I had someone who would always do that to me. When all my hair first fell out, they would say things to me like, "Think of all of the people who have inoperable brain tumors!".
I know they thought they were giving me perspective but all that did was make me hold in my feelings about losing my hair, and make me said about people with brain tumors. Just know you are not alone in needing to talk about it and you are in good company here. :) Hope this helps!

Comment by Ashley on July 28, 2012 at 1:12am
Thank you :) it does help! It's just hard to hear such mean words from someone who has watched me struggle since I was 13. I can't even share what she said to me because it's so inappropriate and honestly embarrassing coming from my own sister.
Comment by Tallgirl on July 28, 2012 at 1:52am

When a person points a finger at another, three fingers are pointing back at herself. I always ask myself, "Why is this person so angry?" Ego! She wants the attention, and your alopecia not only takes the attention off her, but has done so for years and is a bigger story than anything going on in her life. Just copy the Facebook paragraph, then paste it onto your page but delete the part about her and your mom. THEN save the new version.

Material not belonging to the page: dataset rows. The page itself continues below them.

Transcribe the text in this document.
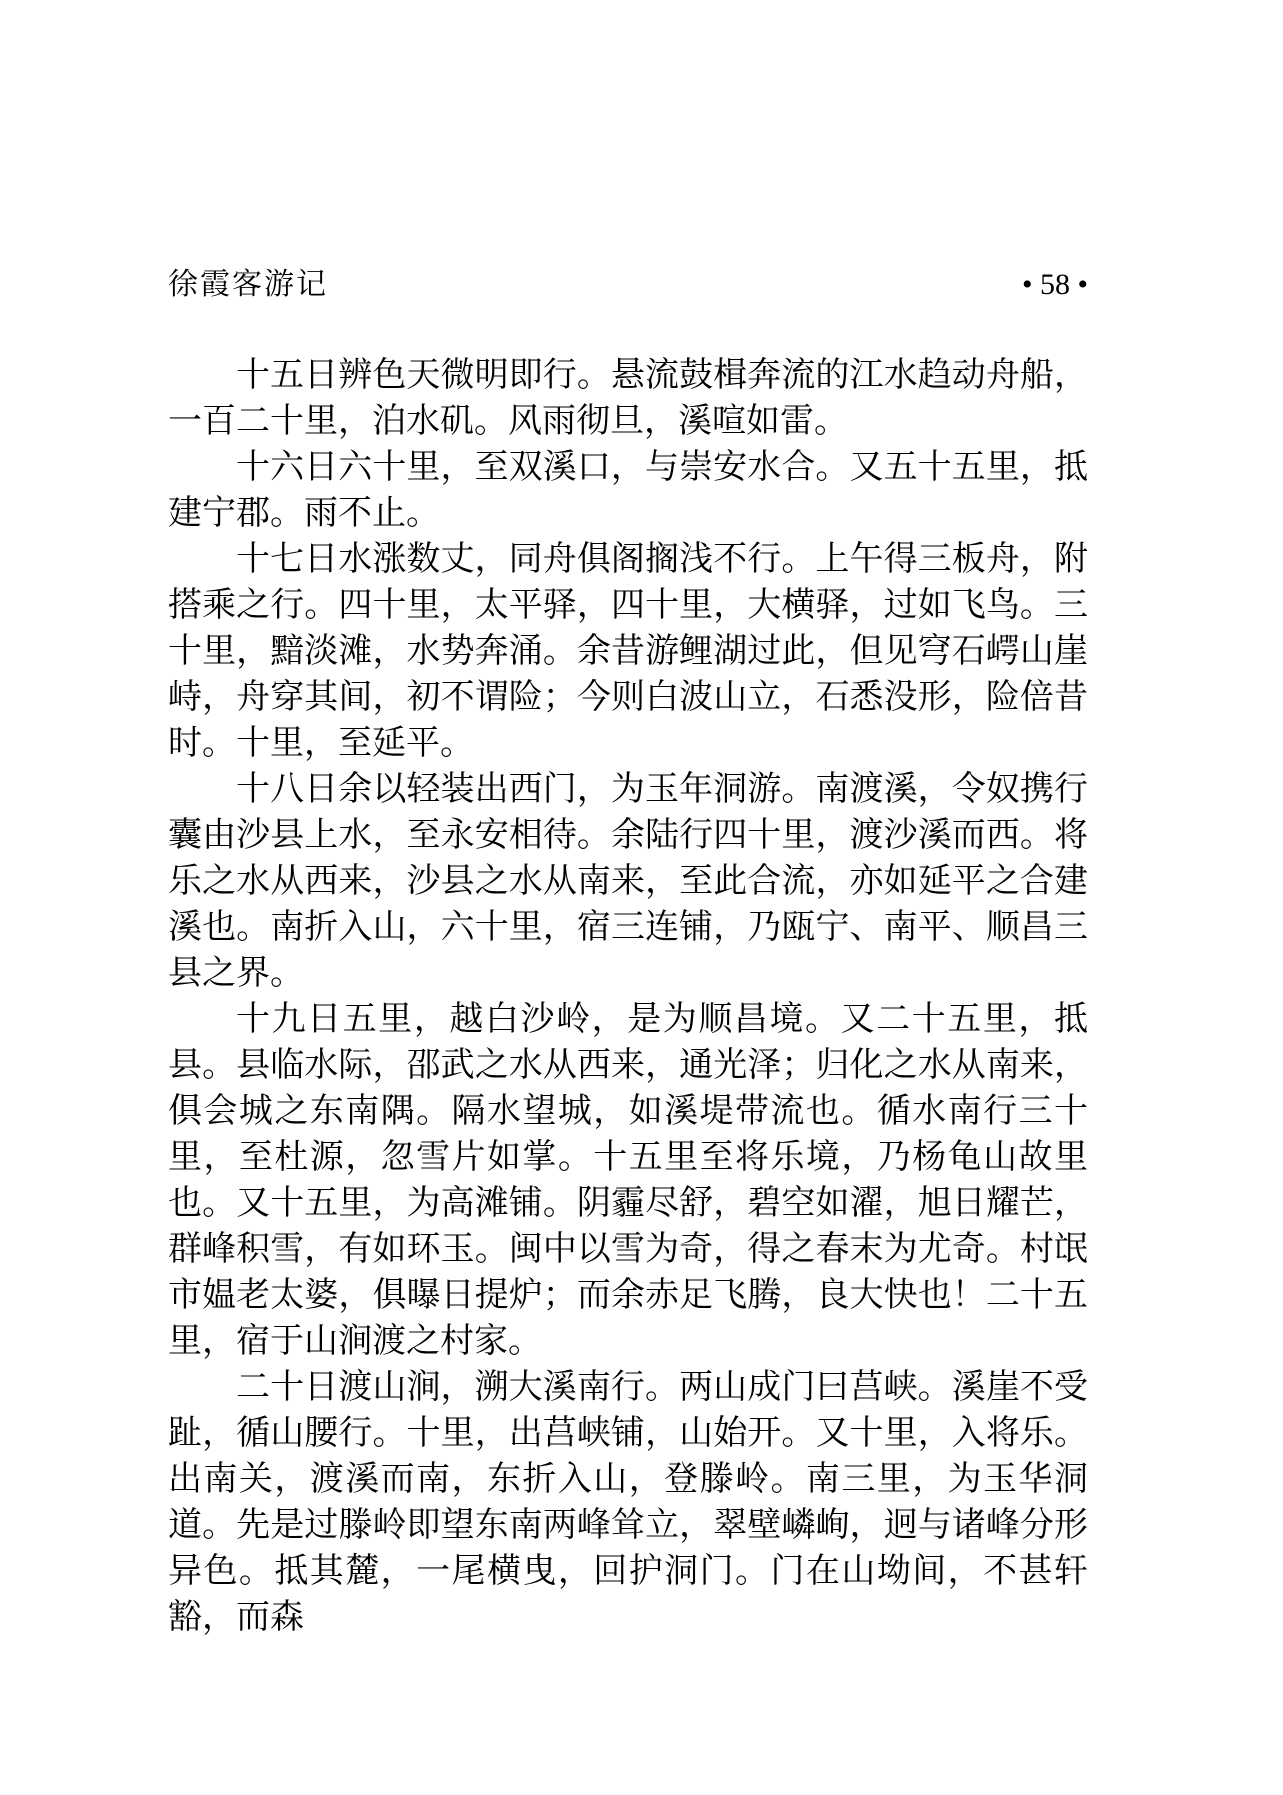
徐霞客游记	• 58 •

十五日辨色天微明即行。悬流鼓楫奔流的江水趋动舟船，一百二十里，泊水矶。风雨彻旦，溪喧如雷。

十六日六十里，至双溪口，与崇安水合。又五十五里，抵建宁郡。雨不止。

十七日水涨数丈，同舟俱阁搁浅不行。上午得三板舟，附搭乘之行。四十里，太平驿，四十里，大横驿，过如飞鸟。三十里，黯淡滩，水势奔涌。余昔游鲤湖过此，但见穹石崿山崖峙，舟穿其间，初不谓险；今则白波山立，石悉没形，险倍昔时。十里，至延平。

十八日余以轻装出西门，为玉年洞游。南渡溪，令奴携行囊由沙县上水，至永安相待。余陆行四十里，渡沙溪而西。将乐之水从西来，沙县之水从南来，至此合流，亦如延平之合建溪也。南折入山，六十里，宿三连铺，乃瓯宁、南平、顺昌三县之界。

十九日五里，越白沙岭，是为顺昌境。又二十五里，抵县。县临水际，邵武之水从西来，通光泽；归化之水从南来，俱会城之东南隅。隔水望城，如溪堤带流也。循水南行三十里，至杜源，忽雪片如掌。十五里至将乐境，乃杨龟山故里也。又十五里，为高滩铺。阴霾尽舒，碧空如濯，旭日耀芒，群峰积雪，有如环玉。闽中以雪为奇，得之春末为尤奇。村氓市媪老太婆，俱曝日提炉；而余赤足飞腾，良大快也！二十五里，宿于山涧渡之村家。

二十日渡山涧，溯大溪南行。两山成门曰莒峡。溪崖不受趾，循山腰行。十里，出莒峡铺，山始开。又十里，入将乐。出南关，渡溪而南，东折入山，登滕岭。南三里，为玉华洞道。先是过滕岭即望东南两峰耸立，翠壁嶙峋，迥与诸峰分形异色。抵其麓，一尾横曳，回护洞门。门在山坳间，不甚轩豁，而森
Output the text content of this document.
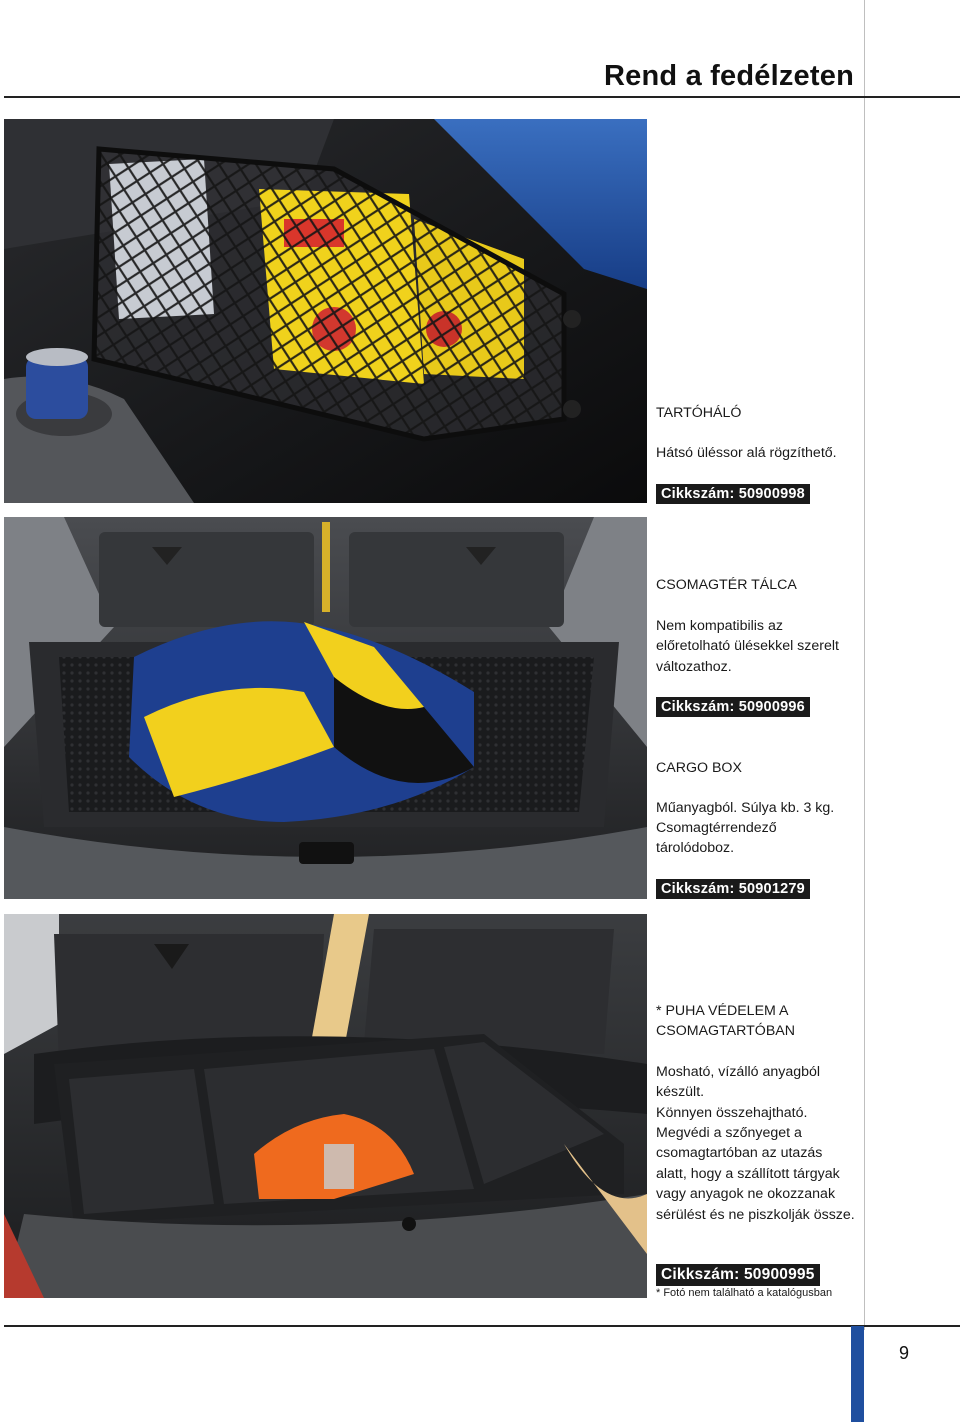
Rend a fedélzeten
TARTÓHÁLÓ
Hátsó üléssor alá rögzíthető.
Cikkszám: 50900998
CSOMAGTÉR TÁLCA
Nem kompatibilis az előretolható ülésekkel szerelt változathoz.
Cikkszám: 50900996
CARGO BOX
Műanyagból. Súlya kb. 3 kg.
Csomagtérrendező tárolódoboz.
Cikkszám: 50901279
* PUHA VÉDELEM A CSOMAGTARTÓBAN
Mosható, vízálló anyagból készült.
Könnyen összehajtható.
Megvédi a szőnyeget a csomagtartóban az utazás alatt, hogy a szállított tárgyak vagy anyagok ne okozzanak sérülést és ne piszkolják össze.
Cikkszám: 50900995
* Fotó nem található a katalógusban
9
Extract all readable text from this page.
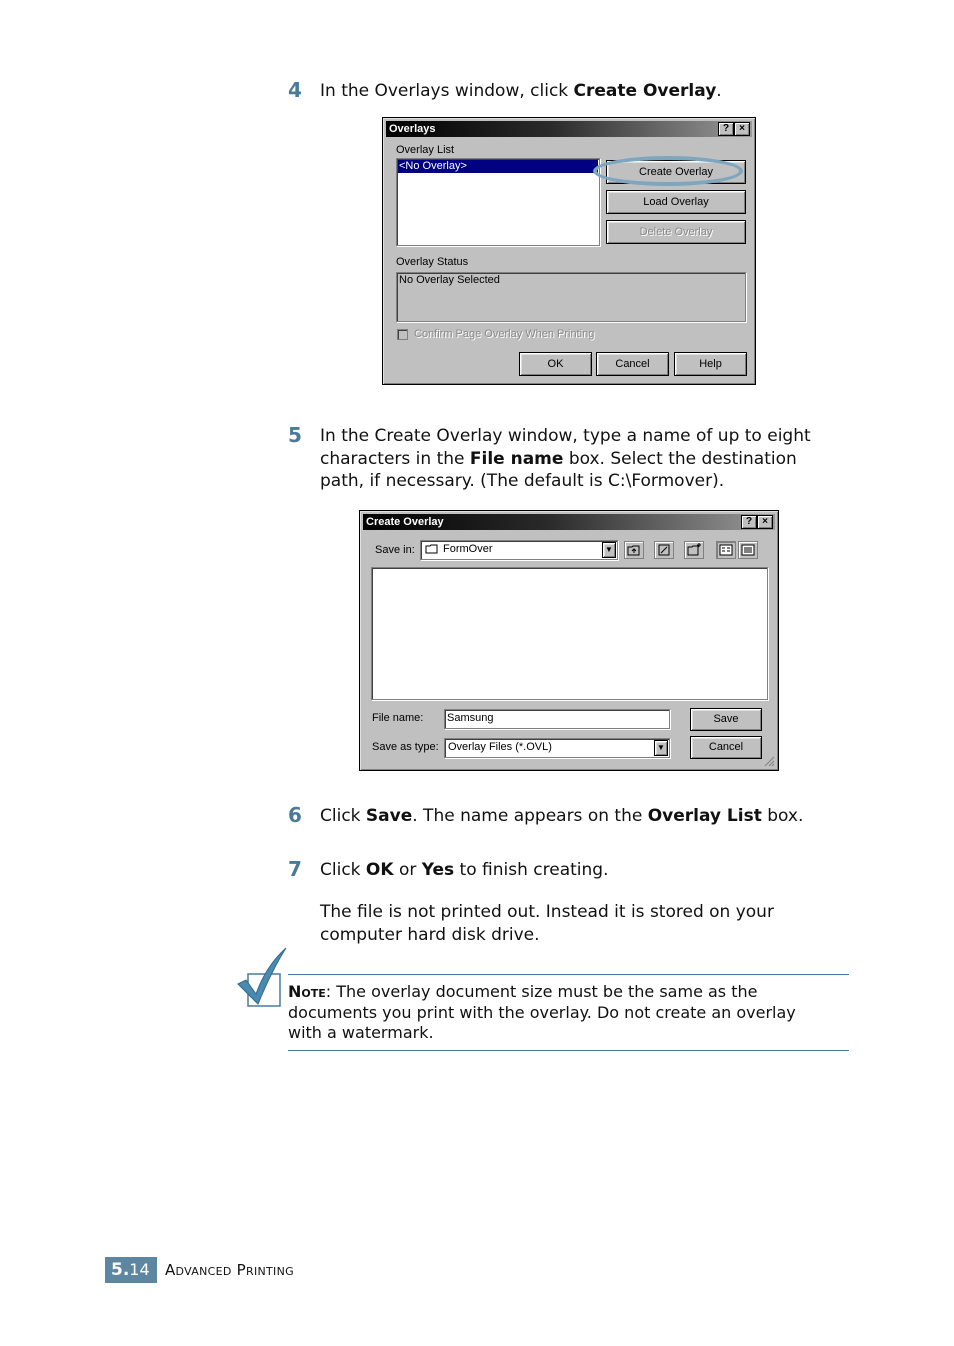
4 In the Overlays window, click Create Overlay.
Overlays	?	×
Overlay List
<No Overlay>	Create Overlay
Load Overlay
Delete Overlay
Overlay Status
No Overlay Selected
Confirm Page Overlay When Printing
OK	Cancel	Help
5 In the Create Overlay window, type a name of up to eight
characters in the File name box. Select the destination
path, if necessary. (The default is C:\Formover).
Create Overlay	?	×
Save in:	FormOver	▼
File name: Samsung	Save
Save as type: Overlay Files (*.OVL)	▼	Cancel
6 Click Save. The name appears on the Overlay List box.
7 Click OK or Yes to finish creating.
The file is not printed out. Instead it is stored on your
computer hard disk drive.
Note: The overlay document size must be the same as the
documents you print with the overlay. Do not create an overlay
with a watermark.
5.14	Advanced Printing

She isn't disowning you, because slavery is out and people can't own others. You and your child are HERE, and your sister has just removed HERSELF from family over a snit. You do not have to ever mention alopecia around her again. The silence will speak volumes about your could-have-been relationship and trust level. Sometimes silence is the best way to handle those who gripe or put down others.

By the way...my sister gets annoyed when I want to go somewhere without my wig, even in hot weather. I live far from her, so I will not give her this info about me from now on. I'll bet she hated the family attention over my alopecia in our teen years. We are both over 55, and one would think she could be supportive now that I have alopecia again. Life goes on...

Comment by Ashley on July 28, 2012 at 3:44am
Thank you :) So very true.
Comment by Norm on July 28, 2012 at 11:51am

Ashley, maybe you should return your sister's compliment - something along the lines of "there are people out there with life-threatening diseases, and you want to moan about something I wrote on Facebook??"
Jeez... people you thought you were close to. Why can't they just sit down and have a rational conversation with you???

Comment by alamogirl/ aka Judy on July 28, 2012 at 2:12pm

Ashley, you are an amazing person and your sister must NOT be allowed to disrupt your life with her attitude. May I put the conversation on another track...I am curious as to why you must purchase a new wig every 3 months. I have heard this from many other people s well. I have had mine since January '12 and it still looks as good as when I bought it. I am not especially careful or anything with it. It is synthetic, cost about 110 dollars, and I wonder if I am missing something. Advice? Thanks.